Recently I gave a lecture to master's students about some nice properties of the group with two elements $\mathbb{Z}/2\mathbb{Z}$. Typically, I wanted to present simple, natural situations where the only group satisfying the given constraints is $\mathbb{Z}/2\mathbb{Z}$ (also $\mathbb{Z}/2\mathbb{Z}$ as a ring or as a field could qualify, but I'd prefer to stick to the group if possible). Here are some examples of theorems that I proved to the students :

1. Let $G$ be a nontrivial group with trivial automorphism group. Then $G$ is isomorphic to $\mathbb{Z}/2\mathbb{Z}$.
2. Let $G$ be a nontrivial quotient of the symmetric group on $n>4$ letters (nontrivial meaning here different from 1 and the symmetric group itself). Then $G$ is isomorphic to $\mathbb{Z}/2\mathbb{Z}$.
3. Let $k$ be an algebraically closed field and let $k_0$ be a subfield such that $k/k_0$ is finite. Then $k/k_0$ is Galois and $G=\text{Gal}(k/k_0)$ is isomorphic to $\mathbb{Z}/2\mathbb{Z}$. (Moreover $k$ has characteristic $0$ and $k=k_0(i)$ where $i^2=-1$.) This is a theorem of Emil Artin and I actually did not prove it because my students did not have enough background in field theory.

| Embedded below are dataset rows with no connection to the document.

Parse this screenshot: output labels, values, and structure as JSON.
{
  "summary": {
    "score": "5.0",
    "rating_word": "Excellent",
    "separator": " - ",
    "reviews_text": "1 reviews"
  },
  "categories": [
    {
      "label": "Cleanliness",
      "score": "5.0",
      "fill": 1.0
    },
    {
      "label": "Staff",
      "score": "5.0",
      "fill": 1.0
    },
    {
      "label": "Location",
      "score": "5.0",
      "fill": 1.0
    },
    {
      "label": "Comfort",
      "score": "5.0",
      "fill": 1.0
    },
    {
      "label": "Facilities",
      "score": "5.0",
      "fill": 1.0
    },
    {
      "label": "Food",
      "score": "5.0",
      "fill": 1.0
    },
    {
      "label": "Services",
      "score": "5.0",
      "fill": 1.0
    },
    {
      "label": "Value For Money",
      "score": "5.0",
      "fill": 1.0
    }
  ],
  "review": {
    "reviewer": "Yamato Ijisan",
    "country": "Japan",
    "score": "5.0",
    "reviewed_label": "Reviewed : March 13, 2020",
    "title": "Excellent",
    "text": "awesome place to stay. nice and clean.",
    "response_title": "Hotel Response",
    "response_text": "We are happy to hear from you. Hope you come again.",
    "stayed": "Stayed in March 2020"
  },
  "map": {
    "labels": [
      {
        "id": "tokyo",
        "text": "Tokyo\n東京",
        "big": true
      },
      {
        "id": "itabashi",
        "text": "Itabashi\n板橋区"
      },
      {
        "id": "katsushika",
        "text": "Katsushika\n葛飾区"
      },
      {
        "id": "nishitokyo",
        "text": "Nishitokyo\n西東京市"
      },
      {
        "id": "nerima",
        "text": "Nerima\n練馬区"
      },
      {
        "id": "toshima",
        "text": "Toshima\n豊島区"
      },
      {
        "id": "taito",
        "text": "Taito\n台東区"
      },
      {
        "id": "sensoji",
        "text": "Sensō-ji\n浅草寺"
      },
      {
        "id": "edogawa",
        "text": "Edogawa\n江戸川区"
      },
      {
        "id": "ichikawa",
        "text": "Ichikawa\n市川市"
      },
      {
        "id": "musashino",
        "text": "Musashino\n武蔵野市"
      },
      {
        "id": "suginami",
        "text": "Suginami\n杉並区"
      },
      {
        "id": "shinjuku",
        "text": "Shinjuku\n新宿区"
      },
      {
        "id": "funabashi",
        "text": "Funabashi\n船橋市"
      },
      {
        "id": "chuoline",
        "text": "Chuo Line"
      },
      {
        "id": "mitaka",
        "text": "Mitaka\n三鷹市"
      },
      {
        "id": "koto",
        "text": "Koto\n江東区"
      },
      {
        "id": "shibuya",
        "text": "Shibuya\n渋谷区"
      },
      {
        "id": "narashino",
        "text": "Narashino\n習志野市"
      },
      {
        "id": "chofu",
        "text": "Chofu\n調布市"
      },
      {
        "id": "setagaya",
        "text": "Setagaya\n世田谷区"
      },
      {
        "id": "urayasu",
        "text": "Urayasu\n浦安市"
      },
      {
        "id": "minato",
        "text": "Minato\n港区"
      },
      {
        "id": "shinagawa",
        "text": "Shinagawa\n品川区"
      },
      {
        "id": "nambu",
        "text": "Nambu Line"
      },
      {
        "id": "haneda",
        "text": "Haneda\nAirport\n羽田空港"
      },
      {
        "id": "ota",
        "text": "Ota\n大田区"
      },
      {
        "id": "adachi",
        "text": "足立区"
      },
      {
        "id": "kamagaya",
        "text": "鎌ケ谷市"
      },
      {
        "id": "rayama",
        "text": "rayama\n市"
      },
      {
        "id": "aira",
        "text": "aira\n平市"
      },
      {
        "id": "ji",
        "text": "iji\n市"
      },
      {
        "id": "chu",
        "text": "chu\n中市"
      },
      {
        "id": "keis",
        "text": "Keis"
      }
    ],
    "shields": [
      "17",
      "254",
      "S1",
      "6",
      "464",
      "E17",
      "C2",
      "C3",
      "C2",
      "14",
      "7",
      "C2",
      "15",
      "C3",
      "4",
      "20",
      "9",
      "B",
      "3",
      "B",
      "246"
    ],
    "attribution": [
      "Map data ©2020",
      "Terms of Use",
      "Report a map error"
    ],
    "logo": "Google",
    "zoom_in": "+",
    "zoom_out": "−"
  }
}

4. Let $k$ be a field with the following property: there exists a $k$-vector space $E$ of finite dimension $n>1$ and an isomorphism $E\simeq E^*$ between the space and its linear dual which does not depend on the choice of a basis, i.e. is invariant under $\text{GL}(E)$. Then $k=\mathbb{Z}/2\mathbb{Z}$, $n=2$ and the isomorphism $E\simeq E^*$ corresponds to the nondegenerate bilinear form given by the determinant.

I am looking for some more fantastic apparitions of $\mathbb{Z}/2\mathbb{Z}$. Do you know some?